Being nice is a noble gesture for all

I want to challenge all of us to be nicer people. A few decades ago every rancher would help his neighbor work calves and that person would return the favor.

We sometimes come together in a catastrophe but normally we are too busy or too involved with ourselves. It has become a “me” world. I have been going to a Pentecostal church where they are Blacks, whites, Mexicans and others and no dissention at all. There is a large group that wants to divide America. Figure out who those people and organizations are and stay away from them. Some of them are becoming more rich the more they divide America.

A few years ago everyone I knew respected the flag and prayer. Now we have certain people who kneel when they play the national anthem. Maybe they should visit with some that come back after serving in the military that have legs amputated or scars mentally that are hard to heal. We are so lucky to live in America and have the freedoms we have and others so spoiled they want to destroy it all.

The cow killing market was extremely good today selling one cow for $91 per hundredweight and most of our fleshy cows in the low- to mid-$80s.

Don’t give up on a better America and don’t give up on a better cattle market where the packer hopefully some day will have to pay what our cattle are worth instead of what they want to pay.

At Dodge City, Kansas, High Plains Journal hosted Cattle U and Trade Show conference. I thought there was some very useful information there. One young couple told us very helpful ways of putting different things on Facebook and other social media that would catch the eye of a city person such as a little kid feeding a calf or even a dog in the picture then after you got their attention you can tell them about how we handle cattle with care and produce a very safe and great product, which is beef.

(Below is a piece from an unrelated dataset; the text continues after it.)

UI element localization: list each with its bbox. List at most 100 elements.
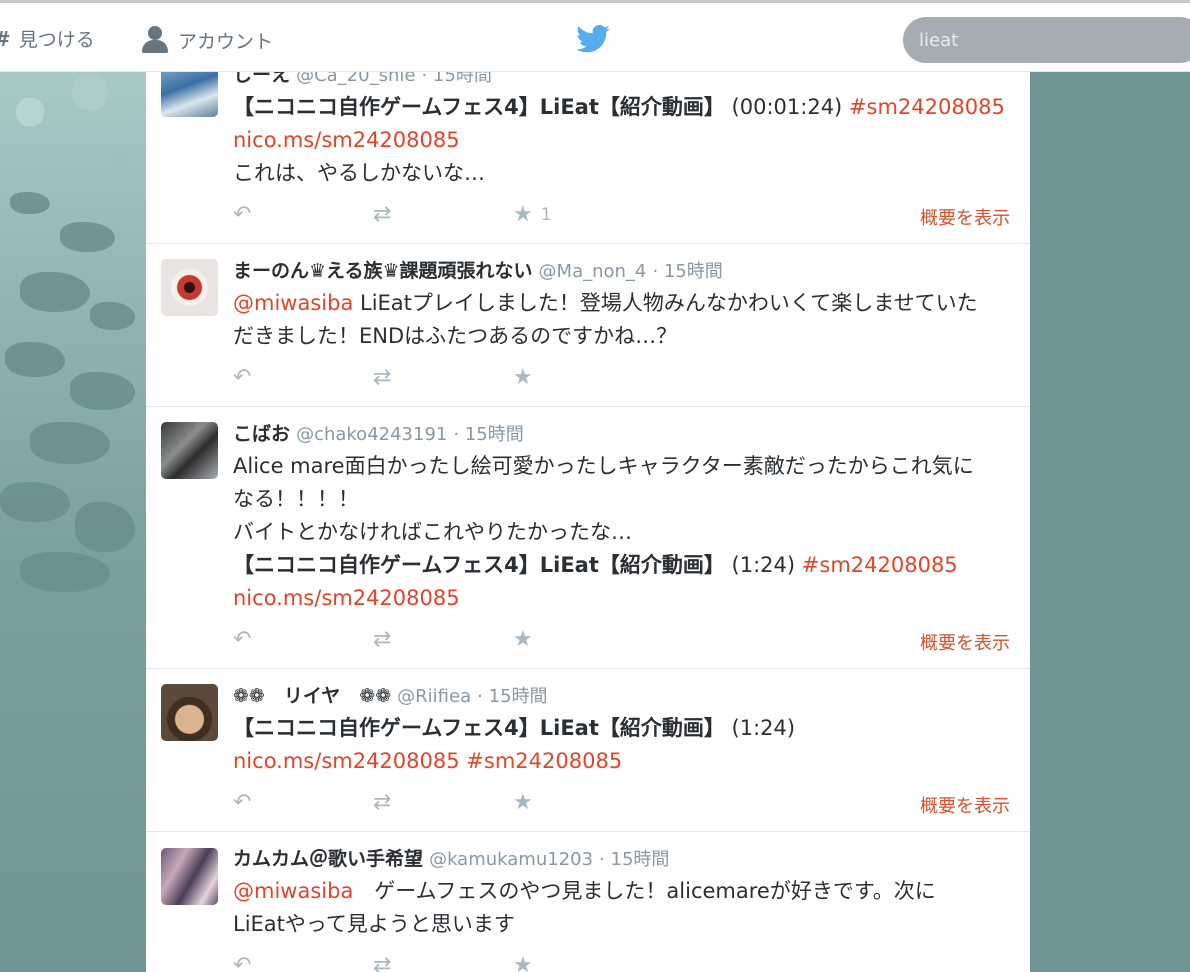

Two little boys were at a wedding when one asked the other, “How many wives can a man have?” The other boy said, “16—four better, four worse, four richer and four poorer.”

Another man I told that to said, “If he’s got 16 wives, he will definitely be poorer.”

After I got married, on our second anniversary I sent flowers to my wife. I told the florist to write, “Happy anniversary—Year number 2” on the card. When she got home she was not a happy woman. She said, “I appreciated the flowers but I wasn’t exactly pleased with the card that said—Happy Anniversary. You’re number 2.”

Editor’s note: Jerry Nine, Woodward, Oklahoma, is a lifetime cattleman who grew up on his family’s ranch near Slapout, Oklahoma.